Oh, also, your binary search indexes out of bounds when given an empty vector. Your put method avoids this by special-casing the empty vector, but you can fix the binary search by checking for the not-found case first:

    def binary_search(self, key) -> OrC(nat?, False):
        let vec = self._contents
        def bin(lo, hi):
            if lo > hi:
                return False
            let mid = (lo + hi) / 2
            if vec[mid].key == key:
                return mid
            elif vec[mid].key > key:
                bin(lo, mid - 1)
            else:
                bin(mid + 1, hi)
        bin(0, vec.len() - 1)

Do you find this closed-interval binary search clearer than the closed-open–interval one I use?:

    def binary_search(self, key) -> OrC(nat?, False):
        let vec = self._contents
        def bin(lo, hi):
            if lo >= hi:
                return False
            let mid = (lo + hi) / 2
            if vec[mid].key == key:
                return mid
            elif vec[mid].key > key:
                bin(lo, mid)
            else:
                bin(mid + 1, hi)
        bin(0, vec.len())

(Have we talked about this before?)

tov commented 4 years ago

By the way, the reason I was playing with that was that I wanted to see whether it was possible to write the vector dictionary put method in a more symmetrical way using a comprehension.

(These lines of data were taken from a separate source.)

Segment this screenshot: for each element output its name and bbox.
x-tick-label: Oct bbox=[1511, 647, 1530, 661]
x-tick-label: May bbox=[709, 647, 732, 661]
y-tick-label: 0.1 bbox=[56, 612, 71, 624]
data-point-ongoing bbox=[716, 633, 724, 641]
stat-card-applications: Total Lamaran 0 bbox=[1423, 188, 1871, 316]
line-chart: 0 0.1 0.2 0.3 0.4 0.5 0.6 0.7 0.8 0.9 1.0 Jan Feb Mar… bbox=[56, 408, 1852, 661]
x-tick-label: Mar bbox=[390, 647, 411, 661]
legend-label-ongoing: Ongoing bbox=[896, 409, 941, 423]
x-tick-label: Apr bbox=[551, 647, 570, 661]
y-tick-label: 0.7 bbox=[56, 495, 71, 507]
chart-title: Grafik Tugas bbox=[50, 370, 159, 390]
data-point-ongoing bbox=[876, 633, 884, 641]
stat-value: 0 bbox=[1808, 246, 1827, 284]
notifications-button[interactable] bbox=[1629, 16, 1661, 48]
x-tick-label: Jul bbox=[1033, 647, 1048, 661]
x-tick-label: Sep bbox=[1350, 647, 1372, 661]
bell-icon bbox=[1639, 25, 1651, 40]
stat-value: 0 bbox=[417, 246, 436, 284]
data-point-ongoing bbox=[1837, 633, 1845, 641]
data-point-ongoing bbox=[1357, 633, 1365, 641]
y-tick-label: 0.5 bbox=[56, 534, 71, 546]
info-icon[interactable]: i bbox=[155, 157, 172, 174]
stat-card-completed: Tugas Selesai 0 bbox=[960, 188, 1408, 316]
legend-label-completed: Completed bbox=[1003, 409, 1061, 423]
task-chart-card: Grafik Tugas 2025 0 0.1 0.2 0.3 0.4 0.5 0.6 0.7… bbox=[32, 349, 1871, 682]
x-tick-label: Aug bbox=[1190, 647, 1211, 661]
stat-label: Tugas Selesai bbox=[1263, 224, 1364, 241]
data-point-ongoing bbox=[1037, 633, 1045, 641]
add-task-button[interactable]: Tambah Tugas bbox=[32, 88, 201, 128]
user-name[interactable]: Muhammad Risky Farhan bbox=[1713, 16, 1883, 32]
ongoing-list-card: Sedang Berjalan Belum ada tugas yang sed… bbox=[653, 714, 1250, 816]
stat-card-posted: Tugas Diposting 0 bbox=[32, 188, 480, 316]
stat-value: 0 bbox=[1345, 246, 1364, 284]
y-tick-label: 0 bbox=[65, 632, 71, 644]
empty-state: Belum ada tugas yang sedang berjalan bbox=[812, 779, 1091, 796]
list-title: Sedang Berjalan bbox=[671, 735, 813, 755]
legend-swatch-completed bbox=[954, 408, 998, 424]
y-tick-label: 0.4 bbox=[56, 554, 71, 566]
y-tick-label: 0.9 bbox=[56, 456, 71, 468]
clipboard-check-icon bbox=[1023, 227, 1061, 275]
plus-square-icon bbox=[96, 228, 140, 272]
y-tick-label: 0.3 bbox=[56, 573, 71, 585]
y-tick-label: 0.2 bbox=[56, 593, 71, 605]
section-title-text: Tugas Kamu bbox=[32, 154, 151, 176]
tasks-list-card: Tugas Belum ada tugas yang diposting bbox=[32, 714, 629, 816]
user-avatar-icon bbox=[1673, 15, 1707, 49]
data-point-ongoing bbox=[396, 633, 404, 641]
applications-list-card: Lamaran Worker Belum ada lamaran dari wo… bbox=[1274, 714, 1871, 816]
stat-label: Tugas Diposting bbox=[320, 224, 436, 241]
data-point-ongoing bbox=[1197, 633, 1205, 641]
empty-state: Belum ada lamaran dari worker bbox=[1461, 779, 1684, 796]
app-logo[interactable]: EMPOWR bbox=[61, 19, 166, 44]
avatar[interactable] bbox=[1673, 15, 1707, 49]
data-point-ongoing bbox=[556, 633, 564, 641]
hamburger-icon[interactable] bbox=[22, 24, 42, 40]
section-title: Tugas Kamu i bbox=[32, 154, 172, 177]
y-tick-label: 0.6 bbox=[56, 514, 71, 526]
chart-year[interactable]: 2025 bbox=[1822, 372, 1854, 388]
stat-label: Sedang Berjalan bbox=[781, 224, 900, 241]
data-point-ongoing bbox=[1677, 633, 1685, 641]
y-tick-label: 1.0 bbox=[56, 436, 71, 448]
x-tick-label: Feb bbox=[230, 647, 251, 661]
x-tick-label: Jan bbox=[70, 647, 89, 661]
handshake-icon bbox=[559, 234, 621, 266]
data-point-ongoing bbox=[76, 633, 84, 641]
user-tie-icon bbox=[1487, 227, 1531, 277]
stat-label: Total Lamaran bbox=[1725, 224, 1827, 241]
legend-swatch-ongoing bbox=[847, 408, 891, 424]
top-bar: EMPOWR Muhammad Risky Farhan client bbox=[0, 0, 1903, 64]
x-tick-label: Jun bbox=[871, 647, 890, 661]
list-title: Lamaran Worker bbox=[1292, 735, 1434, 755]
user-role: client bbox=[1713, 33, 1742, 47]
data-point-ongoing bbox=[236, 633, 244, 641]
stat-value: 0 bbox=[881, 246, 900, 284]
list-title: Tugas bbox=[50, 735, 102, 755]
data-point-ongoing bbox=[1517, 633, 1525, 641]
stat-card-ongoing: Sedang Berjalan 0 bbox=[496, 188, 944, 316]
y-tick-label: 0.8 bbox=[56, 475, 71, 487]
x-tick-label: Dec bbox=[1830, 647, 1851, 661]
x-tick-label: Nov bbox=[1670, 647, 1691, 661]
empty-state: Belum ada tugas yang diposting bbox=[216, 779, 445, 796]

And indeed it is!:

    def put(self, k, v):
        let index = self.binary_search(k)
        if index:
            self._contents[index].value = v
            return
        def old(i):
            if i < 0:            assoc(-inf, None)
            elif i < len(self):  self._contents[i]
            else:                assoc(inf, None)
        def new(i):
            let prev = old(i - 1)
            let curr = old(i)
            if k > curr.key:     curr
            elif k > prev.key:   assoc(k, v)
            else:                prev
        self._contents = [ new(i) for i in range(len(self) + 1) ]
tov commented 4 years ago

Also: you may want to check the dependencies. I think the new ones (plot, snip?) may not be listed, and I got warnings when I built.

Huh, I can’t seem to reproduce, but I added "plot" and "snip" to info.rkt anyway, and it doesn’t seem to hurt.